Among others, there are some factors regarded as “unfavorable” during the assessment:
- The applicant is obligated to pay 50 percent or more of the income to a resident of a third country (region) within 12 months from receipt of the income. “Obligated” shall include agreed obligations and de facto payment even though there is no agreed obligation;
- The business activities undertaken by the applicant do not constitute substantive business activities like manufacturing, sales and marketing, and management (including Investment holding management);
- The counterparty country (region) of the tax agreement does not levy tax or exempts tax on the relevant income, or the actual levy rate is very low;
- Aside from loan contracts upon which interest is derived and paid, there exist other loan or deposit contracts between the creditor and a third party which are similar in their terms of amount, interest rate, and date of execution, etc.; and
- Aside from contracts for the transfer of copyrights, patents, proprietary technologies, and other usage rights based upon which royalties are derived and paid, there exist contracts between the applicant and a third party pertaining to the transfer of copyrights, patents, proprietary technologies, and other usage rights or ownership.

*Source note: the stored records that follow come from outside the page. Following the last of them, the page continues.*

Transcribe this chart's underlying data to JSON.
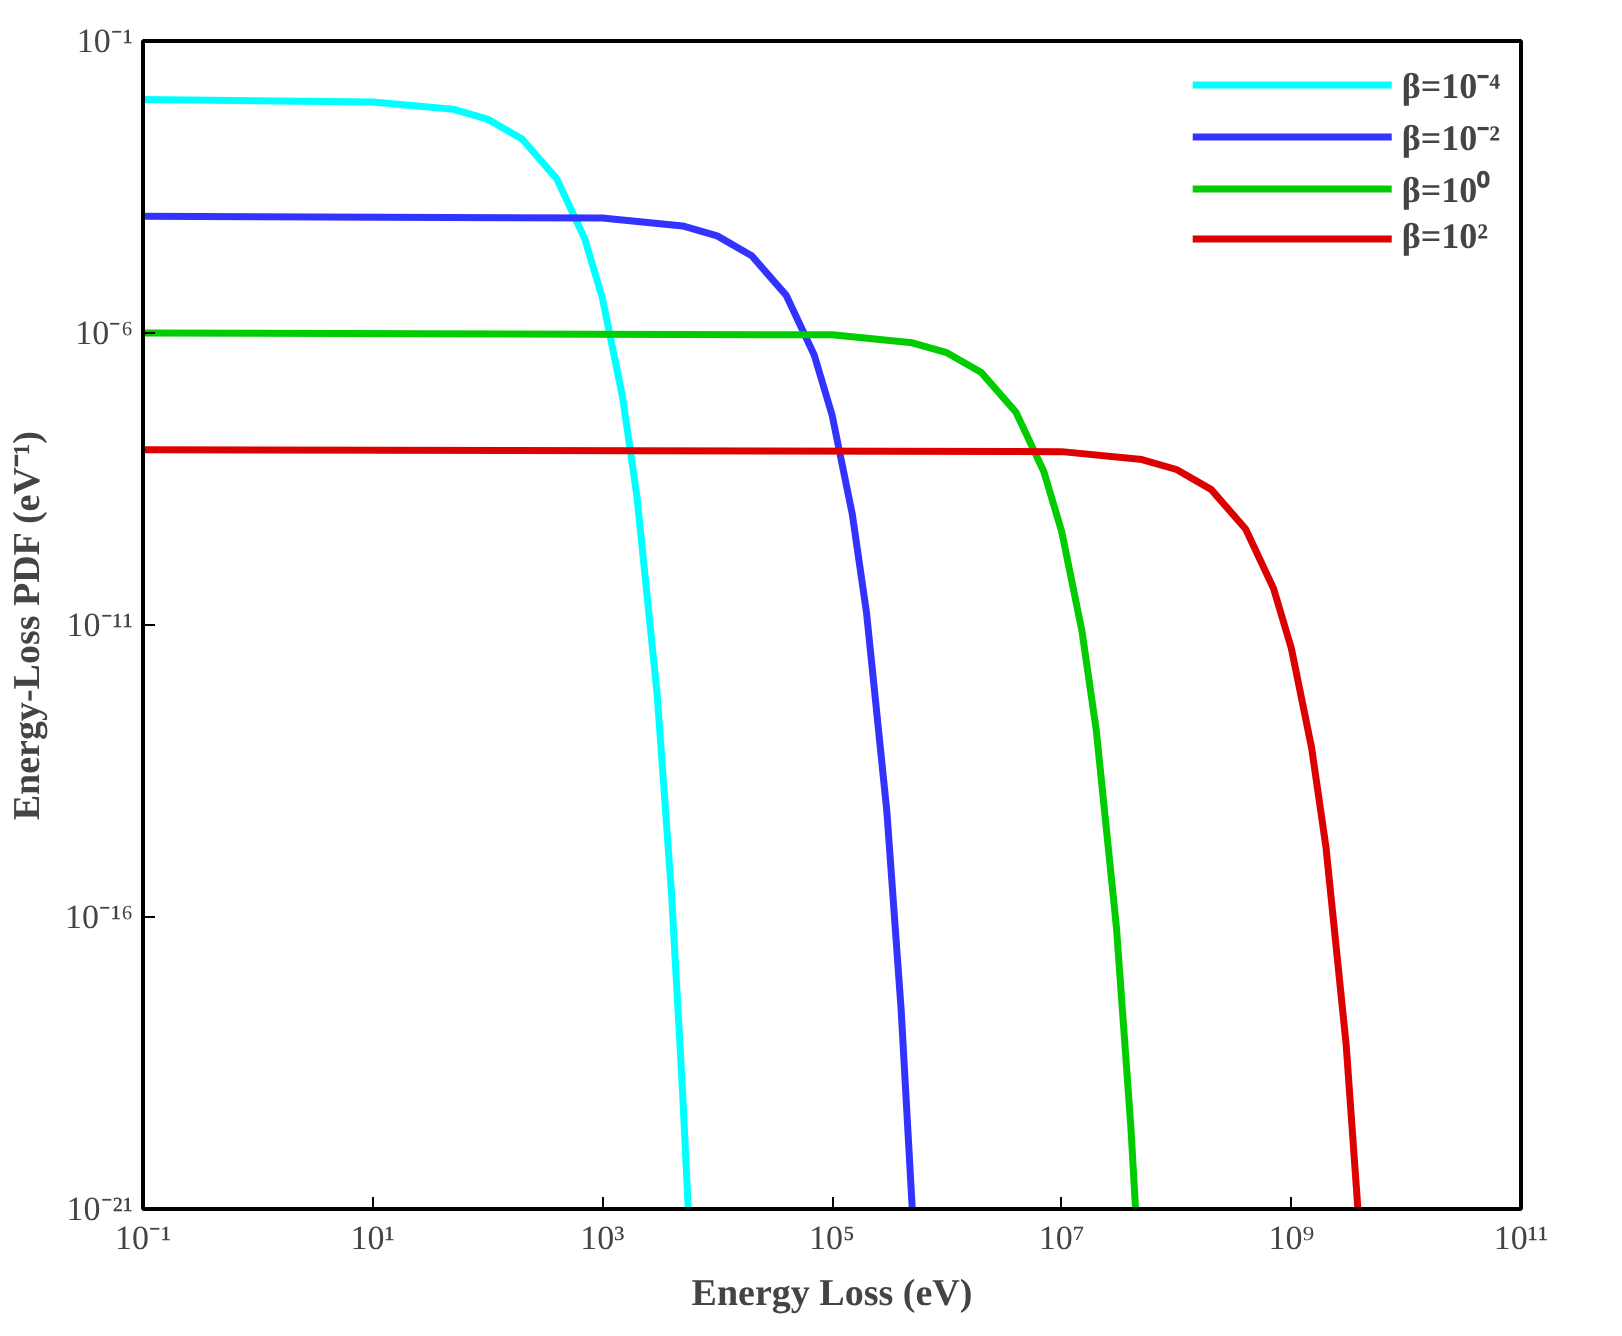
{
  "chart_data": {
    "type": "line",
    "xlabel": "Energy Loss (eV)",
    "ylabel": "Energy-Loss PDF (eV⁻¹)",
    "log": "xy",
    "grid": false,
    "legend": "top right",
    "marker": "none",
    "line_style": "solid",
    "xlim": [
      0.1,
      100000000000.0
    ],
    "ylim": [
      1e-21,
      0.1
    ],
    "xticks": [
      {
        "value": 0.1,
        "label": "10⁻¹"
      },
      {
        "value": 10,
        "label": "10¹"
      },
      {
        "value": 1000,
        "label": "10³"
      },
      {
        "value": 100000,
        "label": "10⁵"
      },
      {
        "value": 10000000.0,
        "label": "10⁷"
      },
      {
        "value": 1000000000.0,
        "label": "10⁹"
      },
      {
        "value": 100000000000.0,
        "label": "10¹¹"
      }
    ],
    "yticks": [
      {
        "value": 1e-21,
        "label": "10⁻²¹"
      },
      {
        "value": 1e-16,
        "label": "10⁻¹⁶"
      },
      {
        "value": 1e-11,
        "label": "10⁻¹¹"
      },
      {
        "value": 1e-06,
        "label": "10⁻⁶"
      },
      {
        "value": 0.1,
        "label": "10⁻¹"
      }
    ],
    "series": [
      {
        "name": "β=10⁻⁴",
        "color": "#00ffff",
        "x": [
          0.1,
          10,
          50,
          100,
          200,
          400,
          700,
          1000,
          1500,
          2000,
          3000,
          4000,
          5000,
          5600
        ],
        "values": [
          0.01,
          0.009,
          0.0068,
          0.0046,
          0.0021,
          0.00044,
          4.2e-05,
          4e-06,
          8e-08,
          1.6e-09,
          6.6e-13,
          2.6e-16,
          1e-19,
          1e-21
        ]
      },
      {
        "name": "β=10⁻²",
        "color": "#3333ff",
        "x": [
          0.1,
          1000,
          5000,
          10000,
          20000,
          40000,
          70000,
          100000,
          150000,
          200000,
          300000,
          400000,
          500000
        ],
        "values": [
          0.0001,
          9.3e-05,
          6.8e-05,
          4.6e-05,
          2.1e-05,
          4.4e-06,
          4.2e-07,
          4e-08,
          8e-10,
          1.6e-11,
          6.6e-15,
          2.6e-18,
          1e-21
        ]
      },
      {
        "name": "β=10⁰",
        "color": "#00cc00",
        "x": [
          0.1,
          100000,
          500000,
          1000000,
          2000000,
          4000000,
          7000000,
          10000000.0,
          15000000.0,
          20000000.0,
          30000000.0,
          40000000.0,
          44000000.0
        ],
        "values": [
          1e-06,
          9.3e-07,
          6.8e-07,
          4.6e-07,
          2.1e-07,
          4.4e-08,
          4.2e-09,
          4e-10,
          8e-12,
          1.6e-13,
          6.6e-17,
          2.6e-20,
          1e-21
        ]
      },
      {
        "name": "β=10²",
        "color": "#dd0000",
        "x": [
          0.1,
          10000000.0,
          50000000.0,
          100000000.0,
          200000000.0,
          400000000.0,
          700000000.0,
          1000000000.0,
          1500000000.0,
          2000000000.0,
          3000000000.0,
          3800000000.0
        ],
        "values": [
          1e-08,
          9.3e-09,
          6.8e-09,
          4.6e-09,
          2.1e-09,
          4.4e-10,
          4.2e-11,
          4e-12,
          8e-14,
          1.6e-15,
          6.6e-19,
          1e-21
        ]
      }
    ]
  }
}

“Safe harbor rule” in beneficial owner determination
To reduce the burden on the applicants who want to enjoy DTA benefits, China tax bureaus created the “safe harbor rule”, where the applicant can be determined as a beneficial owner without going through a comprehensive analysis based on unfavorable factors upon satisfying certain conditions.

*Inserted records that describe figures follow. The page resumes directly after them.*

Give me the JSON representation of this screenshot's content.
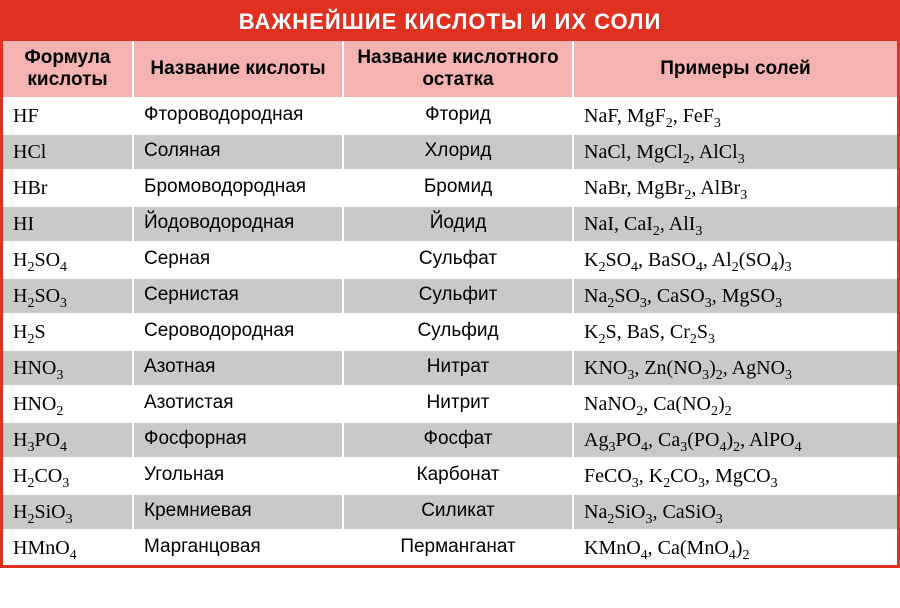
{
  "title": "ВАЖНЕЙШИЕ КИСЛОТЫ И ИХ СОЛИ",
  "headers": {
    "formula": "Формула кислоты",
    "name": "Название кислоты",
    "residue": "Название кислотного остатка",
    "salts": "Примеры солей"
  },
  "rows": [
    {
      "formula": "HF",
      "name": "Фтороводородная",
      "residue": "Фторид",
      "salts": "NaF, MgF₂, FeF₃"
    },
    {
      "formula": "HCl",
      "name": "Соляная",
      "residue": "Хлорид",
      "salts": "NaCl, MgCl₂, AlCl₃"
    },
    {
      "formula": "HBr",
      "name": "Бромоводородная",
      "residue": "Бромид",
      "salts": "NaBr, MgBr₂, AlBr₃"
    },
    {
      "formula": "HI",
      "name": "Йодоводородная",
      "residue": "Йодид",
      "salts": "NaI, CaI₂, AlI₃"
    },
    {
      "formula": "H₂SO₄",
      "name": "Серная",
      "residue": "Сульфат",
      "salts": "K₂SO₄, BaSO₄, Al₂(SO₄)₃"
    },
    {
      "formula": "H₂SO₃",
      "name": "Сернистая",
      "residue": "Сульфит",
      "salts": "Na₂SO₃, CaSO₃, MgSO₃"
    },
    {
      "formula": "H₂S",
      "name": "Сероводородная",
      "residue": "Сульфид",
      "salts": "K₂S, BaS, Cr₂S₃"
    },
    {
      "formula": "HNO₃",
      "name": "Азотная",
      "residue": "Нитрат",
      "salts": "KNO₃, Zn(NO₃)₂, AgNO₃"
    },
    {
      "formula": "HNO₂",
      "name": "Азотистая",
      "residue": "Нитрит",
      "salts": "NaNO₂, Ca(NO₂)₂"
    },
    {
      "formula": "H₃PO₄",
      "name": "Фосфорная",
      "residue": "Фосфат",
      "salts": "Ag₃PO₄, Ca₃(PO₄)₂, AlPO₄"
    },
    {
      "formula": "H₂CO₃",
      "name": "Угольная",
      "residue": "Карбонат",
      "salts": "FeCO₃, K₂CO₃, MgCO₃"
    },
    {
      "formula": "H₂SiO₃",
      "name": "Кремниевая",
      "residue": "Силикат",
      "salts": "Na₂SiO₃, CaSiO₃"
    },
    {
      "formula": "HMnO₄",
      "name": "Марганцовая",
      "residue": "Перманганат",
      "salts": "KMnO₄, Ca(MnO₄)₂"
    }
  ],
  "colors": {
    "border": "#e03020",
    "title_bg": "#e03020",
    "title_fg": "#ffffff",
    "header_bg": "#f4b3b0",
    "row_odd_bg": "#ffffff",
    "row_even_bg": "#c9c9c9"
  }
}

Under the current laws and regulations, the below applicants are subject to the safe harbor rule for their dividends, regardless of the assessment outcome based on the unfavorable factors:
- The applicant is a company that is a tax resident of a state that has a valid DTA with China (hereinafter, the DTA counterparty) and is listed in that jurisdiction;
- The applicant is the government of the DTA counterparty;
- The applicant is an individual who is a resident of the DTA counterparty; and
- The applicant is a subsidiary that is 100 percent directly or indirectly owned by one or more persons covered by the safe harbor rule (In the case the subsidiary is indirectly owned by the persons covered by the safe harbor rule, the multi-tier holders should be either Chinese residents or residents of the DTA counterparty).
Can an applicant still apply for a DTA if they neither pass the beneficial owner assessment nor are they eligible for the safe harbor rule?
For applicants deriving dividends from China who neither pass the beneficial owner unfavorable factor assessment nor are qualified to enjoy the safe harbor rule, there are other opportunities to qualify as beneficial owners.
Applicants deriving dividend income from China will still be deemed as a beneficial owner if the shareholder who directly or indirectly holds a 100 percent share of the applicant is a qualified beneficial owner who can enjoy the DTA benefits. Furthermore, the abovementioned shareholder should fall into either of the below circumstances:
- Circumstance I: Where the above-mentioned shareholder is a resident of the same country (region) for which the applicant is a resident, there is no special requirement for the intermediate shareholders (if any); and
- Circumstance II: Where the above-mentioned shareholder is not a resident of the country (region) for which the applicant is a resident, then the above-mentioned shareholder and any intermediate shareholders should be qualified to enjoy the same or better DTA treatment compared to that is entitled to the resident of the country (region) for which the applicant is a resident.